Texture - Polyphonic (contrapuntal)
- Parts interweave, different melodies together.
Texture - Imitation
- Where on instrument or voice copies another within the texture. Sometimes only the first few notes are the same.
Texture - Unison
All parts identical. Single melody line.
Texture - Octaves
Slightly differentfrom unison, where parts are a noctabe apart
Texture - Melody and Accompaniment
- As it sounds. The texture features a melody with everything else acting as an accompaniment.
- Parts move in harmony together, or melody with accompaniment
- Where there is a spatial echo effect (e.g. trumpets over there echo horns over here)
Texture - Single Melody Line
- One solo melody instrument or voice with no accompaniment.
Texture - Canon
- Where one instrument or voice copies another exactly shorts after and overlaps (like a 'round). Staggered entries.

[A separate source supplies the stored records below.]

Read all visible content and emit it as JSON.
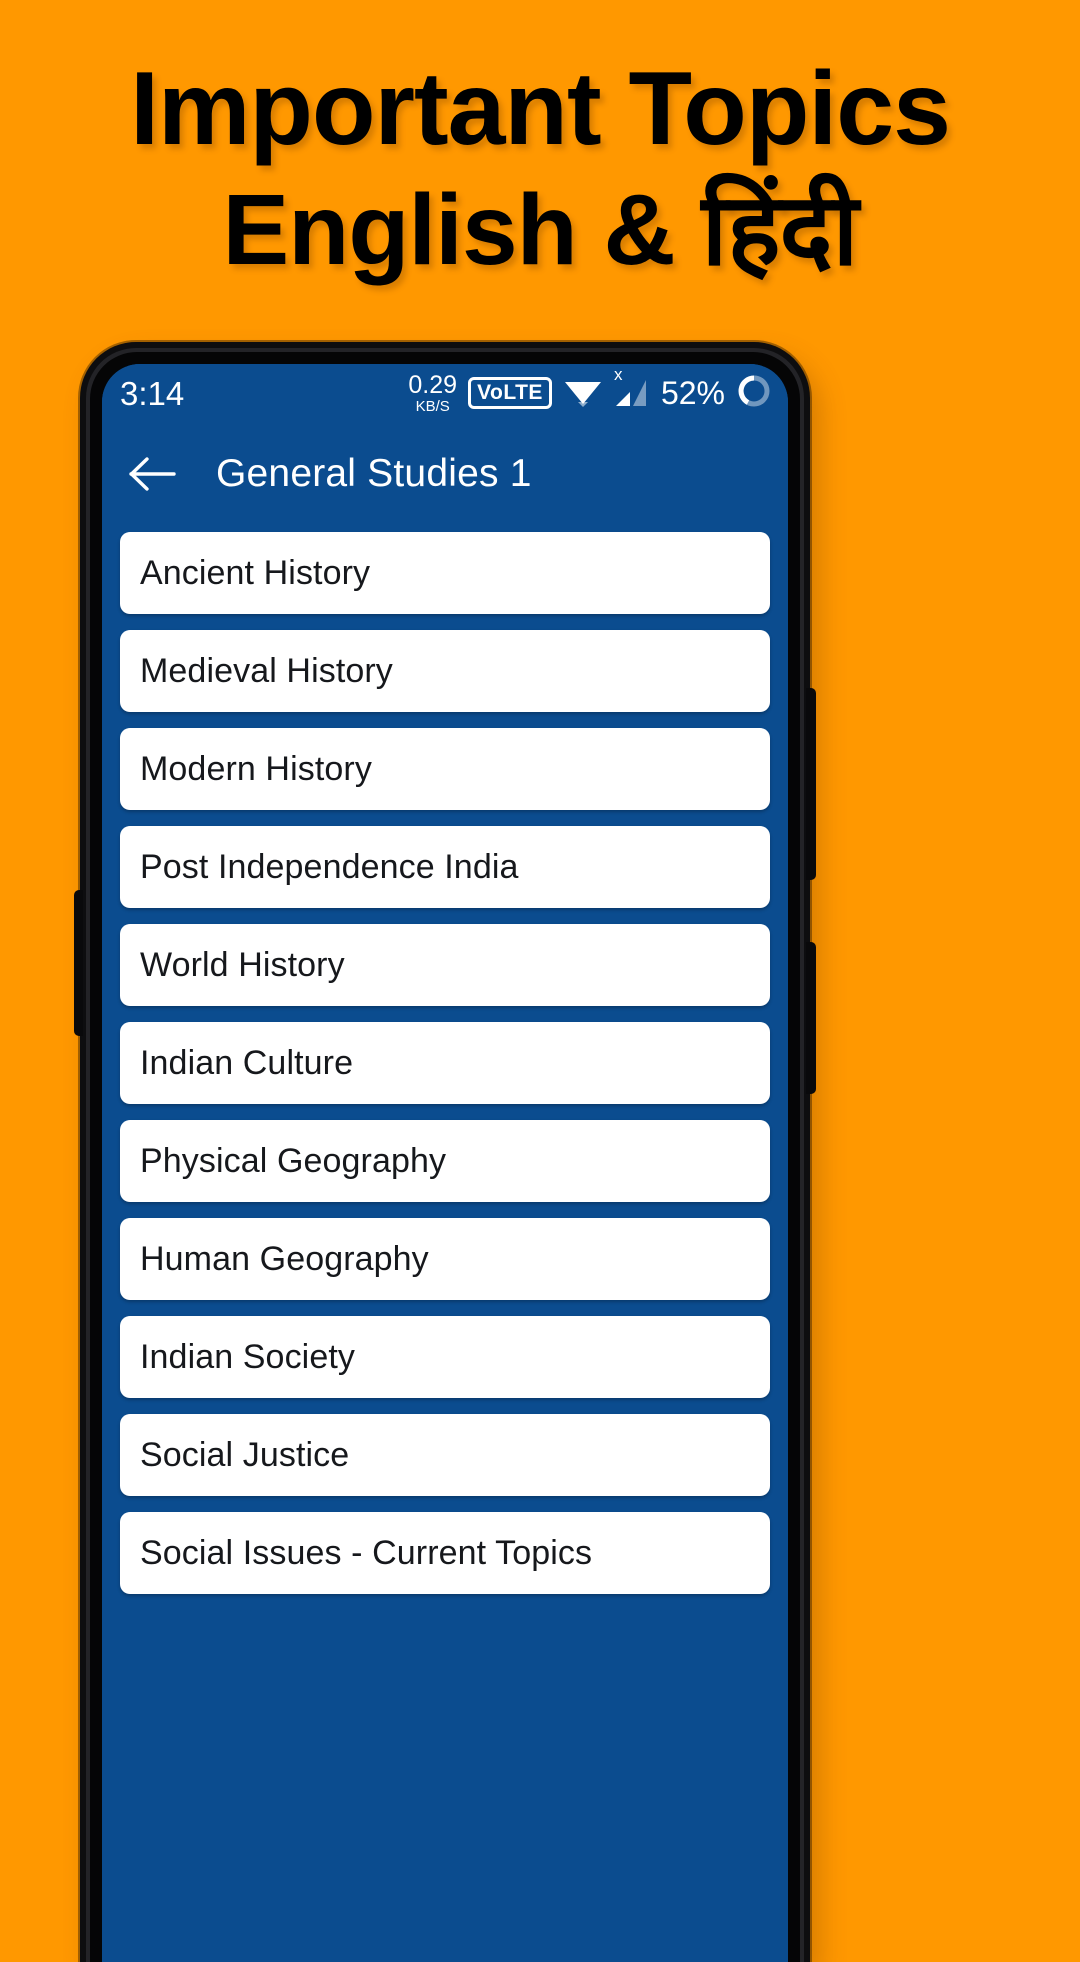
{
  "promo": {
    "line1": "Important Topics",
    "line2": "English & हिंदी"
  },
  "colors": {
    "background_orange": "#FF9800",
    "app_blue": "#0b4c8f",
    "card_white": "#FFFFFF",
    "frame_black": "#0d0d0f",
    "text_dark": "#16181C"
  },
  "status_bar": {
    "clock": "3:14",
    "net_speed_value": "0.29",
    "net_speed_unit": "KB/S",
    "volte_label": "VoLTE",
    "wifi_icon": "wifi-icon",
    "signal_icon": "cellular-signal-icon",
    "signal_badge": "x",
    "battery_percent": "52%",
    "battery_icon": "battery-circle-icon"
  },
  "app_bar": {
    "back_icon": "back-arrow-icon",
    "title": "General Studies 1"
  },
  "topics": [
    {
      "label": "Ancient History"
    },
    {
      "label": "Medieval History"
    },
    {
      "label": "Modern History"
    },
    {
      "label": "Post Independence India"
    },
    {
      "label": "World History"
    },
    {
      "label": "Indian Culture"
    },
    {
      "label": "Physical Geography"
    },
    {
      "label": "Human Geography"
    },
    {
      "label": "Indian Society"
    },
    {
      "label": "Social Justice"
    },
    {
      "label": "Social Issues - Current Topics"
    }
  ]
}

Intervals - Major/Minor 2nd
Intervals - Major/Minor 3rd
Intervals - Perfect 4th
Intervals - Perfect 5th
Intervals - Major/Minor 6th
Intervals - Major/Minor 7th
Intervals - Octave
Melodic Movement - Conjunct
- Melody moves up and down mainly by step (neighbouring notes).
Melodic Movement - Disjunct
- Melody contains many leaps.
Melodic Movement - Triadic
- Using 3 notes of a common chord (e.g. a melody that starts C, E, G...)
Melodic Movement - Arpeggio
- Chord notes played one after another ('broken chord').
Melodic Movement - Scalic
- Melody based on a scale: series of notes going up or down stepwise.
1. Chromatic scale - using all the notes.
2. Major scale - bright and happy sounding.
3. Minor scale - sad sounding.
4. Whole-tone scale - sounds 'dreamy'. - e.g. C D E F# G# A#
5. Pentatonic scale - set of 5 notes like the keyboard black notes.
6. Modal - scaled of ancient music and some world folk music (e.g. Dorian, Aeolian).
- Appogiatura - a notes which 'leans' on to a main note of the melody.
- Acciaccuatura - a 'crushed' note - extremly quick.
- Trill - rapid alternation of note and note above.
- Turn - note, note above, note, note below, note.
- Mordent - quick 'shake' - not, note above, note.
- Pitch-bend - Blue note: flattened 3rd of 5th or 7th (usually 3rd) in the melody to give it a 'Bluesy' feel.
- Ostinato - continous repetition of a short pattern.
- Ground bass - constantly repeating bass line in early music (17th century).
- Riff - short, repetitive pattern in jazz or pop styles.
- Sequence - pattern in the melody repeated at a different pitch going up (ascending) or down (descending).
- Inversion - melodic pattern played 'upside down' from original.
- Augmentation - melodic pattern with note - values doubled from original.
- Diminution - melodic pattern with note - values halved from original.
- Descant - part snug over the top of melody.
- Blues notes - used in blues music.
- Improvisation - when a musician invents new music on the spot
- Legato - notes smoothly joined.
- Staccato - notes are short and detached.
- Slur - curved line above or below the note head showng it should be played smoothly together.
- Phrasing - a curved line is used to show which notes are to be played as a musical phrase. A simple way to think of this is that a singer would not breath in the middle of a phrasee, they would breathe between phrases.